Os lençóis de seda, símbolo de transformação, calmamente esperavam pelo momento de selar a união entre corpo, espírito e alma. Momento em que corpos e espíritos se tornam templo num toque sagrado e sensível. Não havia pressa. Havia a sensação de que o tempo parava para assistir, que a lua olhava pela janela abençoando e as estrelas chegavam mais perto para registrar o belo momento que o universo preparou.
Ele a abraçou envolvendo seu corpo suavemente. Um beijo de entrega total, corpos se encaixando sentido a energia do desejo vibrar. Ele abriu seu vestido que ela deixou cair no chão. Beijou seus seios sentindo a pele macia e suave, suas mãos passeavam pelo seu corpo e o desejo aumentava . Ela gemeu baixinho envolvendo seus cabelos e o acariciando devagar.
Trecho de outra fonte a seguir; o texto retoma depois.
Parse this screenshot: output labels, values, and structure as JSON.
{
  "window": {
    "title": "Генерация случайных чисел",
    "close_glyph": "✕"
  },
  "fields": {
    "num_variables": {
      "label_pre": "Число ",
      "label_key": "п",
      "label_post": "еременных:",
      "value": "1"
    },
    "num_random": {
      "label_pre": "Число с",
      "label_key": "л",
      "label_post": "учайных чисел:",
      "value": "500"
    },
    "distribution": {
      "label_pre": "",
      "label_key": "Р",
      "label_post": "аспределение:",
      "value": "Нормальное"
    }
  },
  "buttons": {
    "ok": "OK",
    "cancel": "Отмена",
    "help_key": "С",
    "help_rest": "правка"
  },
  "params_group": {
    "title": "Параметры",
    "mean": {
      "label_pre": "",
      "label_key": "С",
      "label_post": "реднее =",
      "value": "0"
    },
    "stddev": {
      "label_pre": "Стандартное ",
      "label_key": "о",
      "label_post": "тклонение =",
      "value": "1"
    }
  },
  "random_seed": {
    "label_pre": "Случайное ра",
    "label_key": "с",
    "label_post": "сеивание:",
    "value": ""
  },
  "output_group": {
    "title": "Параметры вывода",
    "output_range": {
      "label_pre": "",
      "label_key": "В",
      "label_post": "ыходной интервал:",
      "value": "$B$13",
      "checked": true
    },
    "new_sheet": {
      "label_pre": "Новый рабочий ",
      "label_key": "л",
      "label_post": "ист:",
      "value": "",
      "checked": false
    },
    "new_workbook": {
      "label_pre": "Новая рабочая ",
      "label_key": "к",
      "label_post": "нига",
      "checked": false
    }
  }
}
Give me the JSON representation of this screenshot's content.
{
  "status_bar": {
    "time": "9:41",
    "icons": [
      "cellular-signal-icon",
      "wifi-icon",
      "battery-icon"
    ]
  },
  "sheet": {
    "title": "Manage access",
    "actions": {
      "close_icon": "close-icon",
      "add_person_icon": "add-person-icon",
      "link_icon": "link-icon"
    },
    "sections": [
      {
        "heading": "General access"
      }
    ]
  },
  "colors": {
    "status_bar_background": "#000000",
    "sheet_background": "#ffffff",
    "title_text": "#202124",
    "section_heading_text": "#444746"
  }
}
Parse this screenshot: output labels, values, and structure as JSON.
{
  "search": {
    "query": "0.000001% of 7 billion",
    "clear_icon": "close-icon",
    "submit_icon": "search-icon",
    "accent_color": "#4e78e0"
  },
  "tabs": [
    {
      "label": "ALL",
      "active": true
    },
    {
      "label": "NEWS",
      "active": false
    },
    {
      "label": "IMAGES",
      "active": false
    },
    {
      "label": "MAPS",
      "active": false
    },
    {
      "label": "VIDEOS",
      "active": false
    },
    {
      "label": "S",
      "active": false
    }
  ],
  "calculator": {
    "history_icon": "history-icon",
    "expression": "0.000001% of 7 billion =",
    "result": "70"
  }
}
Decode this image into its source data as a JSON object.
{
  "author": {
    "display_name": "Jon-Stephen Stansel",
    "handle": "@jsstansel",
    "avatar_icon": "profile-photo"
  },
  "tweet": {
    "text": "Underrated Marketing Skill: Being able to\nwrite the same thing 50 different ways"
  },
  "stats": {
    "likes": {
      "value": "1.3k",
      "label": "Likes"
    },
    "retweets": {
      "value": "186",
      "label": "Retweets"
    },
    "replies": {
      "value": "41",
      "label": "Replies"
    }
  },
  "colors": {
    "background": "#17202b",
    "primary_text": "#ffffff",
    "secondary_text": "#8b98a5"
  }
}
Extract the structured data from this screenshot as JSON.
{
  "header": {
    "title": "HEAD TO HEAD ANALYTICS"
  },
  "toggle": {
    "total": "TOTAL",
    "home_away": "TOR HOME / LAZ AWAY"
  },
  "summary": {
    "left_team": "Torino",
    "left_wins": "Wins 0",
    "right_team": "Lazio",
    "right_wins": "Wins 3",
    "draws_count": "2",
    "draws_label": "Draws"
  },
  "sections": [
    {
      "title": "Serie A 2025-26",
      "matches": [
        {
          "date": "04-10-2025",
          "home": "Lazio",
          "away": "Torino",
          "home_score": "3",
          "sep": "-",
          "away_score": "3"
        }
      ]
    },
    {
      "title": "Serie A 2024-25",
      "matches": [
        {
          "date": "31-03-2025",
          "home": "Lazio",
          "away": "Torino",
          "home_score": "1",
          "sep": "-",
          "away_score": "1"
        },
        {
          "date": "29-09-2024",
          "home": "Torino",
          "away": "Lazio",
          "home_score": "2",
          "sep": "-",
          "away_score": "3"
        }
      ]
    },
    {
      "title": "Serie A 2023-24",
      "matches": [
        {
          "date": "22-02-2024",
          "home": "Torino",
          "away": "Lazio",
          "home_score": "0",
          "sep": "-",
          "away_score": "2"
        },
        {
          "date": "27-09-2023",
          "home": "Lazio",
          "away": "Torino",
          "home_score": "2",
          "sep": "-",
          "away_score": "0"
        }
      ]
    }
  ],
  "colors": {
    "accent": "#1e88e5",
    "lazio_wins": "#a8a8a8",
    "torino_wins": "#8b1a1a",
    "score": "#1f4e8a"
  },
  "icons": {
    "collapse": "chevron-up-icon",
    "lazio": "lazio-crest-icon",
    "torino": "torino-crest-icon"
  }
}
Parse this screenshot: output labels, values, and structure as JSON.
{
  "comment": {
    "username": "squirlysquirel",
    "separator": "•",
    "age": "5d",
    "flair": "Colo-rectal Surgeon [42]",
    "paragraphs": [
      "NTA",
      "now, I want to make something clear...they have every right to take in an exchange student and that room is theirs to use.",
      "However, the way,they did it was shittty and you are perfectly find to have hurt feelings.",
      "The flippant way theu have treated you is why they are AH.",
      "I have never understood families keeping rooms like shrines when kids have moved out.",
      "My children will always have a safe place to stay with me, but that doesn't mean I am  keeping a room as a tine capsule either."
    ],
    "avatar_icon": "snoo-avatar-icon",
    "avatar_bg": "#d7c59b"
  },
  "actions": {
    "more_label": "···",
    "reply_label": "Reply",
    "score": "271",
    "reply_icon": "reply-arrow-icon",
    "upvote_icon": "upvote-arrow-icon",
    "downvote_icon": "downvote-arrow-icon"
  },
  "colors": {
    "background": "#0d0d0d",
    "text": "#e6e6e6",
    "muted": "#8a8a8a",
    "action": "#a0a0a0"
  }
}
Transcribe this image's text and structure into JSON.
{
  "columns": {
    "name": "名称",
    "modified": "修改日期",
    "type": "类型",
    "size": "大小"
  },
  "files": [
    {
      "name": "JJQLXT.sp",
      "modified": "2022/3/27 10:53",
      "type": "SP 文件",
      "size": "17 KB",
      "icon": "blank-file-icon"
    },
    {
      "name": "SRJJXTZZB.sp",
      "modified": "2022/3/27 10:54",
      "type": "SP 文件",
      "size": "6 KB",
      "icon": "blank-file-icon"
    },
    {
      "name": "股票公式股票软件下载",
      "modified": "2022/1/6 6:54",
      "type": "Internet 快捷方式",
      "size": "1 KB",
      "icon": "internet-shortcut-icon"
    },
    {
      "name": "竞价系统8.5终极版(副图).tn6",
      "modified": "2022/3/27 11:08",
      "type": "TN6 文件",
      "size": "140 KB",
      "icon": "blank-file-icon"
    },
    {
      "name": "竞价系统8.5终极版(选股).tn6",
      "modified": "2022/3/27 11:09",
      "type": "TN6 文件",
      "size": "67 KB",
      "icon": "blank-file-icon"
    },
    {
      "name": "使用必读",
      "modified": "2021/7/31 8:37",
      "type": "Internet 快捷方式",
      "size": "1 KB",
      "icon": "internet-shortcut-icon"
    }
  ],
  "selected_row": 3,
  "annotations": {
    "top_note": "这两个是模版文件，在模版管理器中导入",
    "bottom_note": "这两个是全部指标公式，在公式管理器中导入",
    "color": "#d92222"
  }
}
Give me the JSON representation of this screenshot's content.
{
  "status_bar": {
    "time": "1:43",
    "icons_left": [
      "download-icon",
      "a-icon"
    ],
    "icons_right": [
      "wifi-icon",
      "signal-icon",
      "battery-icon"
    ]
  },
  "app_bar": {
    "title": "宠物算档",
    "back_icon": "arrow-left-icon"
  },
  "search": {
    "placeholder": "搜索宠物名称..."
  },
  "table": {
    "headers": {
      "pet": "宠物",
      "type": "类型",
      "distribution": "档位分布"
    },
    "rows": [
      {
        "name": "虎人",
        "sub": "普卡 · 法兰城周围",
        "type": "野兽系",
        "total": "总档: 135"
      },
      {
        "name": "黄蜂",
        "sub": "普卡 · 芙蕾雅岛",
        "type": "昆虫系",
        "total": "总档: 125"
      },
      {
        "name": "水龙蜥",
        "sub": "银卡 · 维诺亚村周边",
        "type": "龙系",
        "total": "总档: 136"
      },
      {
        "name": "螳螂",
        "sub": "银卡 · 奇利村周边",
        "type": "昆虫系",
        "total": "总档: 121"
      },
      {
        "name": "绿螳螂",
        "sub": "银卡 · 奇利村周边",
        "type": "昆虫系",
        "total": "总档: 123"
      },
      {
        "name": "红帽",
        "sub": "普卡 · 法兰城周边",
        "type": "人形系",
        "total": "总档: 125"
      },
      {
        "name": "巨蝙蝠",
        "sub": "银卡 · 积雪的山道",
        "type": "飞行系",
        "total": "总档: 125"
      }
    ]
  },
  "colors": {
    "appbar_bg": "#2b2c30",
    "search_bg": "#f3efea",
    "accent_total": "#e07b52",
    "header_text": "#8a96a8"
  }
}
Com cuidado ele a deitou sobre os lençóis macios e beijou seu corpo, ela sentia sua boca como um afago dos céus. Ela então se virou sobre ele e o acariciou. Ele de olhos fechados sentia o prazer daquela boca quente e envolvente. Virando-se ele a penetrou devagar, sentido o contato que o enlouquecia de frementes vontades. Ela gemia e no vai e vem se entregavam por completo.
Ali naqueles lençóis que deslizavam como água eles não eram dois, eram reencontro, continuidade, eram um. E quando ela sentiu espasmos de prazer, o acolheu em seu êxtase. Gemeram juntos e então silenciaram. Corpos colados, quentes, abraçados pela seda branca dos lençóis, almas serenas se encontrando.
Calados e abraçados, na calmaria de quem foi ao céu, permaneceram envoltos na névoa prateada dos lençóis que acolhiam seus corpos nus qual casulo de proteção daquele amor. Os corações batiam no mesmo ritmo. Um último beijo selou o pacto de amor.
Nos lençóis macios juraram, tacitamente, confiar e permitir, serem vida e amor um pro outro. Pacto de corpo, alma e coração.
Alguns amores não começam, apenas continuam porque as almas se conhecem.